Auch die Festgeldzinsen sinken. Ihren Höchststand in der aktuellen Zinsperiode haben sie laut dem Vergleichsportal Verivox Ende vergangenen Jahres erreicht. Bundesweit verfügbare Festgelder mit einem Jahr Laufzeit brachten im Dezember noch durchschnittlich 3,34 Prozent Zinsen, aktuell liegen sie bei glatt 3 Prozent.
Mit einem Minus von 0,55 Prozentpunkten fiel der Rückgang beim zweijährigen Festgeld sogar noch stärker aus: Auf ihrem Höhepunkt im November brachte Festgeld mit zwei Jahren Laufzeit im Schnitt 3,39 Prozent Zinsen, aktuell liegt der Zinssatz bei 2,84 Prozent.

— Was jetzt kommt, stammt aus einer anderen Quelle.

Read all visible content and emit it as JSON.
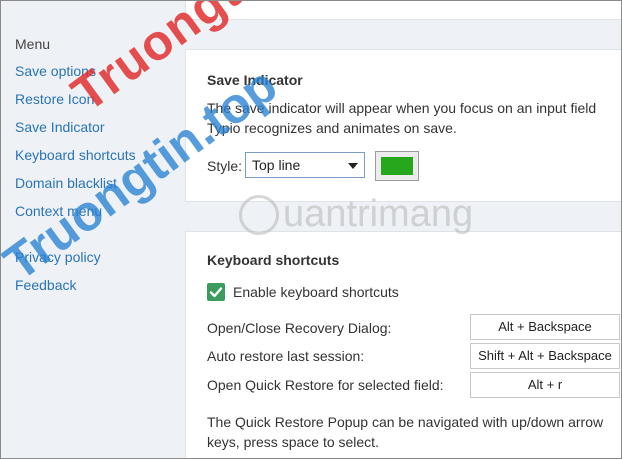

Warum sich Festgeld jetzt besonders lohnt
Laut Verivox könnte jetzt trotzdem der perfekte Moment sein, sich nach guten Festgeldangeboten umzuschauen. Denn der Realzins durchschnittlich verzinster Festgeldanlagen ist seit Februar konstant positiv geblieben. Der Realzins ist der Zinssatz, den du nach Berücksichtigung der Inflation tatsächlich verdienst. Wer sein Geld jetzt zum besten Zinssatz anlegt, kann sich eine Realrendite von 1,45 Prozent sichern.
Festgeld sei so lukrativ wie seit vielen Jahren nicht mehr, sagt Oliver Maier, Geschäftsführer der Verivox Finanzvergleich GmbH. „Zum ersten Mal seit dem Ende der Niedrigzinsära bringen sichere Festgeldanlagen wieder so hohe Erträge, dass inflationsbedingte Kaufkrafteinbußen dadurch mehr als nur ausgeglichen werden und sich das Vermögen durch die Geldanlage langfristig vermehrt.“
Lange Zeit waren die Realzinsen in Deutschland im Schnitt negativ. Zuerst, weil es eine lange Niedrigzinsphase gab, und nach der Zinswende der EZB, weil die Inflation so hoch war.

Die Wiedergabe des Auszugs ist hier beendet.